The locals said we were in for a mighty cold winter.
No shit, Sherlock. I stood in my engineer overalls contemplating the mountain of wood before me. All winters up here are freakin’ cold.
We had no money, no income, and until I found a job, we’d have none. But we did have this handed-down vegetable garden to eat out of, this un-insulated barn to live in, and this big pile of stove-length logs to burn in the woodstove. If I could split it all.
Trouble was, I’d never really chopped wood. My father had wielded the wood axe in my family. Was his way of meditating, of working out his books, of getting away.
Before heading out to school one morning, R had showed me how to hold and swing the axe. After that I was on my own. No lost digits. No sliced feet. No sore shoulders. No bruised arms. Maybe a blister or two. I would prevail. A female lumberjack. Just call me Pauline Bunyan. I liked that.
But there was a problem.
Overnight I had turned into a town oddity in a town filled with such things.
I was a special case. The Queen Bee of spectacle. In spite of my best efforts to melt away. Not a chance in a village of 300.
I was doing the unthinkable--full-on men’s work in these parts--whacking away at wood. And doing it on a slim strip of land wedged between the barn and the road into the village put me in full view of the entire 300 as they came and went.
Just hand them my head on a platter, why don’t I.
The heart of town, it turned out, was not the all-in-one post-office-general-store-bank-gas-station-laundromat in the village proper, but the house right there across the road from me. George Benjamin, our neighbor, was the unofficial mayor. Anything of interest and the news that trailed it passed through the retired electrician’s home. Which explained why Mrs. Benjamin (her first name was a mystery) stayed at the stove whipping up cakes for the crowds--crowds that swelled for a time while I tackled that pile of wood.
The first day, as I swung the axe, making my mark sometimes, missing it most, a steady stream of pick-up trucks slowed as they passed, windows squeaked open, and voices popped out.
“Where the menfolk?”
Creepy, they were creepy, I decided, checking out just how alone I was. I shuddered. And ignored them. Swung harder.
Chop chop. Chop chop.
The next day more trucks slowed. More windows opened. More voices.
“Where the menfolk?”
Again and again. Day-chop-after-chop-day.
Finally, holding the axe in front of me, I turned and spat at one of them, “He’s at school, okay? What is your problem?”
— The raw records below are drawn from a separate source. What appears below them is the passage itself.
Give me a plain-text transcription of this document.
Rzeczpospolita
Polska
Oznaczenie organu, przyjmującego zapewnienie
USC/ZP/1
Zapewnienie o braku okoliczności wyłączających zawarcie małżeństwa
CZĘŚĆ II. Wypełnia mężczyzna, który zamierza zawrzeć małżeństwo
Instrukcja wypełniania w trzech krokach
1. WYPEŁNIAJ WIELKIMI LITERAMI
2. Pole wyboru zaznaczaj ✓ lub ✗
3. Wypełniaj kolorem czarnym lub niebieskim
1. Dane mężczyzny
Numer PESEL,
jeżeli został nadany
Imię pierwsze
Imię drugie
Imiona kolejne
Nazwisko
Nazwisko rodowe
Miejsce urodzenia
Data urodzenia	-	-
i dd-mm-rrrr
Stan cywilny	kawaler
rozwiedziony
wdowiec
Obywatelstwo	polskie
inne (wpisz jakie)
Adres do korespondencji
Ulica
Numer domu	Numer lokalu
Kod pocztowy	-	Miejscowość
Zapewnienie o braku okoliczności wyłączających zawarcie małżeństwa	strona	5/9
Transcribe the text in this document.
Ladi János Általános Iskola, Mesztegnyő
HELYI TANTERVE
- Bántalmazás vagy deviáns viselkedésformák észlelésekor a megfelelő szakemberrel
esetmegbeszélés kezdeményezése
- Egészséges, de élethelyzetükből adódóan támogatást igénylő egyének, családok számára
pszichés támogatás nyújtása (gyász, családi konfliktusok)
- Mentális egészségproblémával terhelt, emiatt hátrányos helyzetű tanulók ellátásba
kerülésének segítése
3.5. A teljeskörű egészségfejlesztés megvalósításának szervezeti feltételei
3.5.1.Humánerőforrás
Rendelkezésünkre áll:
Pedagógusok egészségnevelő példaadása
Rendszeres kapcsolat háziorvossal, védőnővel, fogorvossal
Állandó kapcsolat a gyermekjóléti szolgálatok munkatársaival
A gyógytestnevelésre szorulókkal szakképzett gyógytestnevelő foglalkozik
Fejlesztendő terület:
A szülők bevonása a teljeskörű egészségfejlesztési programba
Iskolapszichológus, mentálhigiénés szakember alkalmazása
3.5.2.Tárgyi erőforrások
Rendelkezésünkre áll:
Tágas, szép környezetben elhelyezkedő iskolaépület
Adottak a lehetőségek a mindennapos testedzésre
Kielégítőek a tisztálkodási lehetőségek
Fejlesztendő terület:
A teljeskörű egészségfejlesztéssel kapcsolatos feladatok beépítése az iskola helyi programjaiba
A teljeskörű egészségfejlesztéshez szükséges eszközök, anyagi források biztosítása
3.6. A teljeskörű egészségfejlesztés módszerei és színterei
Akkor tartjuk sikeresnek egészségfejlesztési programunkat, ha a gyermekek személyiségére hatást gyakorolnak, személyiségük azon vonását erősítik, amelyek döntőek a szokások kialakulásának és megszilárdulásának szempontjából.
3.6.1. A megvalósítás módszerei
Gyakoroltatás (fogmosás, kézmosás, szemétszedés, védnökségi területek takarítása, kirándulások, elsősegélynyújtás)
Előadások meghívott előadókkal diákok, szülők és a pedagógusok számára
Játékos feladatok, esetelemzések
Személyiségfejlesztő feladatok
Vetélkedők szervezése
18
A voice from beneath a cap pulled way down over the eyes replied with a steady politeness: “No, no problem at all. Just wondering if I might bring my wife over here to take lessons.” Big grin.
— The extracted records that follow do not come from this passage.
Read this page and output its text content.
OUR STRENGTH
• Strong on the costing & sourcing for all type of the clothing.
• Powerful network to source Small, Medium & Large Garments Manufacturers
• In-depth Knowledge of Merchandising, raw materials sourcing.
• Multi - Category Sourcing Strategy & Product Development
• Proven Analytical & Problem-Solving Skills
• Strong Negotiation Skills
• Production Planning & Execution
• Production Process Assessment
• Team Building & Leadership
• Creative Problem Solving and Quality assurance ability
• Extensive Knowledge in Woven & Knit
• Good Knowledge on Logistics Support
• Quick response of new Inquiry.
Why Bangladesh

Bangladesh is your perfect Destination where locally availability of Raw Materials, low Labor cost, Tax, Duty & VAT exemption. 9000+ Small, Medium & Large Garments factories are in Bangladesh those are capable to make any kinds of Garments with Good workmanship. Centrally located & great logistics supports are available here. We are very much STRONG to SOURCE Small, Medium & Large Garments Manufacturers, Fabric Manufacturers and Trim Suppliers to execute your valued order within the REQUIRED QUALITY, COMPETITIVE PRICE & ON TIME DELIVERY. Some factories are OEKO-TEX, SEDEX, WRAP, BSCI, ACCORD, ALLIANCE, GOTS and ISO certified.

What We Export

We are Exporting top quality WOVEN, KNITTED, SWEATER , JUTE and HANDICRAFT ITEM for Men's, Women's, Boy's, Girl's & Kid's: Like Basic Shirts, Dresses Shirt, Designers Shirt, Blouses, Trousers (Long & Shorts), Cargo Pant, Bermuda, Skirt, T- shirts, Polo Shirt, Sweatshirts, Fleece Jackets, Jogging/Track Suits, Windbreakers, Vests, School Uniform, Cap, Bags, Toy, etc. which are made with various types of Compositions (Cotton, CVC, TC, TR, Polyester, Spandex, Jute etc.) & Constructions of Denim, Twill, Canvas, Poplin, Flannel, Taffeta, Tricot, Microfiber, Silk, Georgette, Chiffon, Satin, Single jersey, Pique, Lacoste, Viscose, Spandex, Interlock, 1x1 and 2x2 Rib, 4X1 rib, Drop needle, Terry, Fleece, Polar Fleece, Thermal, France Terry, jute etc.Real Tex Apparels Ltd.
I almost hurled that axe at him.
The banter went on as the pile dwindled and the stack grew until finally I got so good that they lost interest and found other diversions.
I almost missed them. Nothing like disgust to keep the axe swinging.
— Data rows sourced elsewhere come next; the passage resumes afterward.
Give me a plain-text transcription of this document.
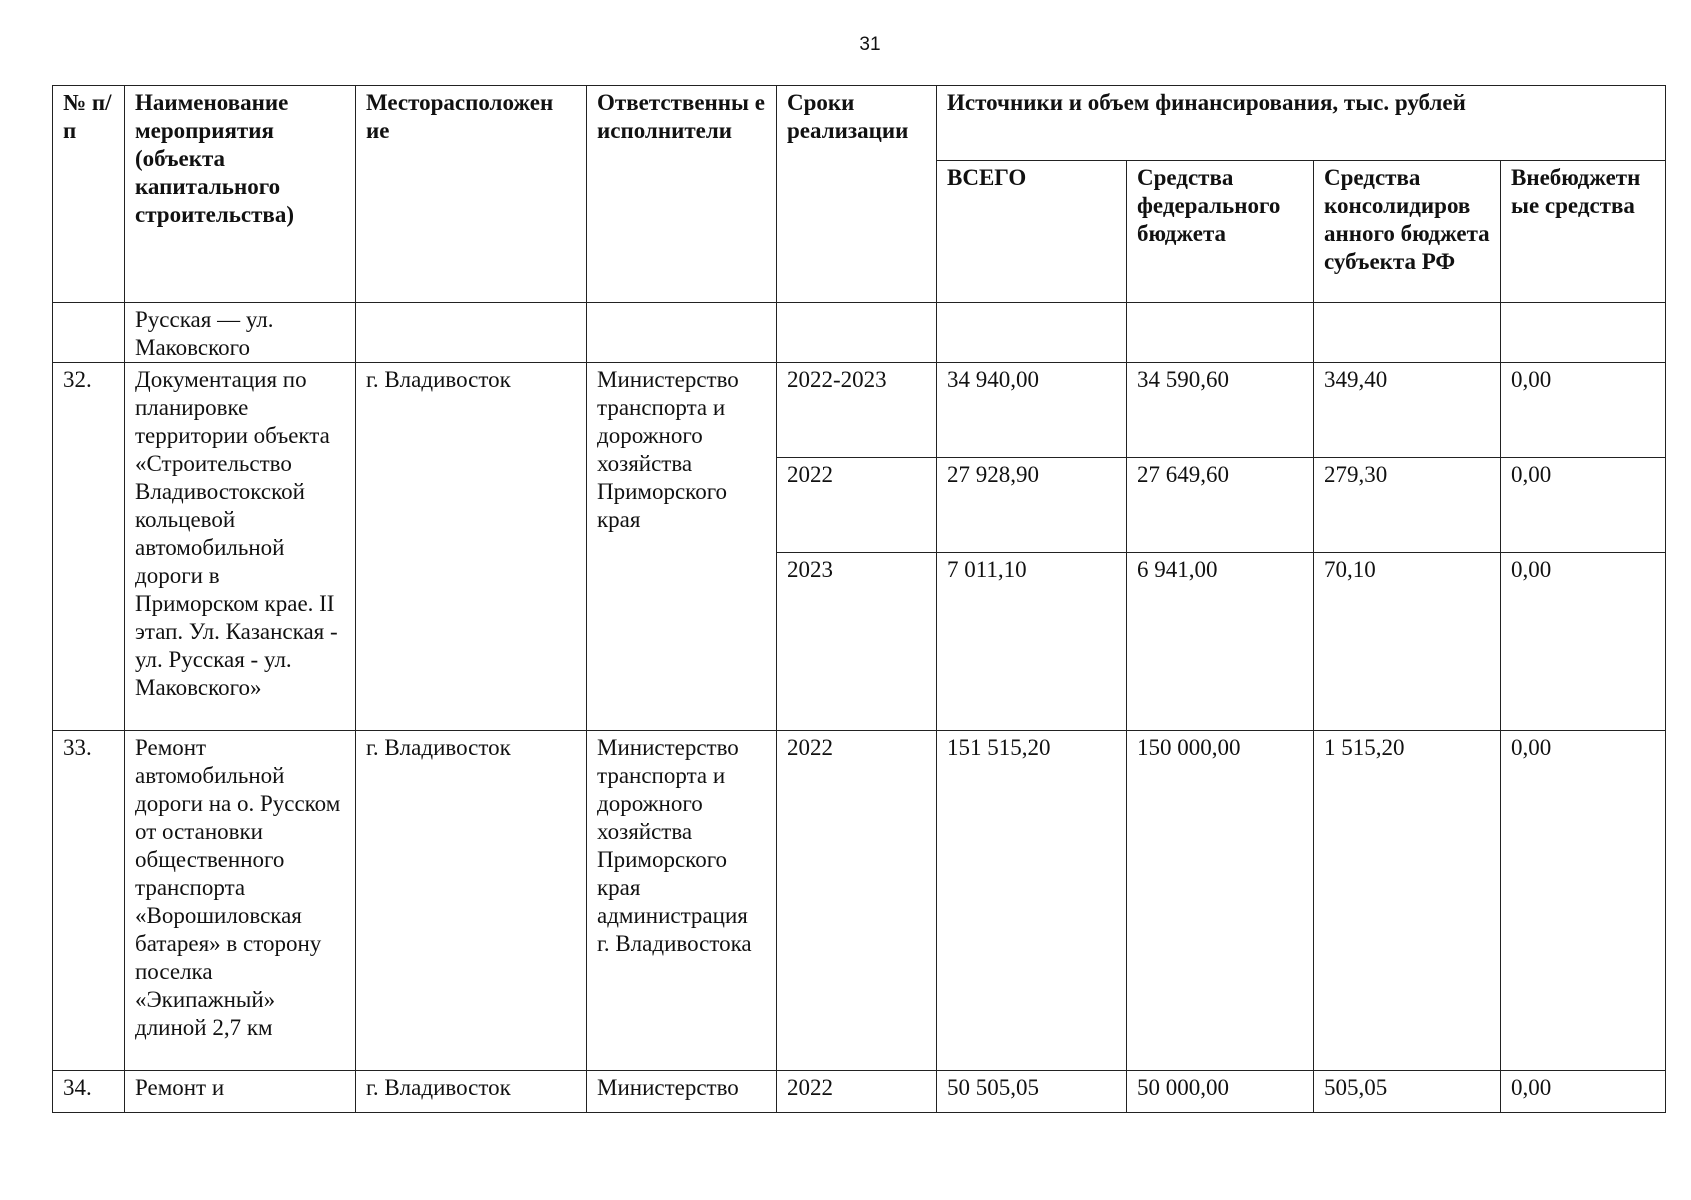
31
№ п/п	Наименование мероприятия (объекта капитального строительства)	Месторасположен ие	Ответственны е исполнители	Сроки реализации	Источники и объем финансирования, тыс. рублей			
					ВСЕГО	Средства федерального бюджета	Средства консолидиров анного бюджета субъекта РФ	Внебюджетн ые средства
	Русская — ул. Маковского							
32.	Документация по планировке территории объекта «Строительство Владивостокской кольцевой автомобильной дороги в Приморском крае. II этап. Ул. Казанская - ул. Русская - ул. Маковского»	г. Владивосток	Министерство транспорта и дорожного хозяйства Приморского края	2022-2023	34 940,00	34 590,60	349,40	0,00
				2022	27 928,90	27 649,60	279,30	0,00
				2023	7 011,10	6 941,00	70,10	0,00
33.	Ремонт автомобильной дороги на о. Русском от остановки общественного транспорта «Ворошиловская батарея» в сторону поселка «Экипажный» длиной 2,7 км	г. Владивосток	Министерство транспорта и дорожного хозяйства Приморского края администрация г. Владивостока	2022	151 515,20	150 000,00	1 515,20	0,00
34.	Ремонт и	г. Владивосток	Министерство	2022	50 505,05	50 000,00	505,05	0,00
As I neared the end of my labors later that month, George Benjamin, as he did most afternoons, made his way from his garden, which was on our side of the road, towards me with an overflowing harvest basket. He’d stop and gift me with broccoli and zucchini, carrots and corn, whatever was ripe. Between his wife’s cakes and his vegetables, they were determined to keep us from starving.
As usual, he nodded, said simply, “Fine day, Miss” and handed me a good half of his treasure--including all the cucumbers.
“No, George.” I pushed them back at him. “I can’t possibly take them all.”
“Well, you’ll have to.” He pulled his basket out of range.
“Yep. We don’t eat ‘em.” He looked at me, expressionless.
“You don’t? Then why grow them?”
“Well…” He removed his cap, took his time to wipe his forehead with the back of his hand, put the cap back on, and with the slightest hint of a smile said, “Well… it sure beats splitting wood…”
I sighed. Even George.
He eyed my stack. “You’re doing a good job though. Better than most. Your young feller is a lucky man. You won’t freeze this winter.”
And we didn’t.
Not even during the two straight weeks of -30F temperatures when the water in our toilet froze.
Not even when George had to show us how to plug in a light bulb under our car hood and cover it with a Mexican blanket from our travels so our car would start in the morning.
They say that chopping wood warms you twice--once when you chop it and once when you burn it. Three times in my case. All through that bitter season, I was also warmed by the community that took a liking to a young female flatlander taking on all that wood and all those woodlanders.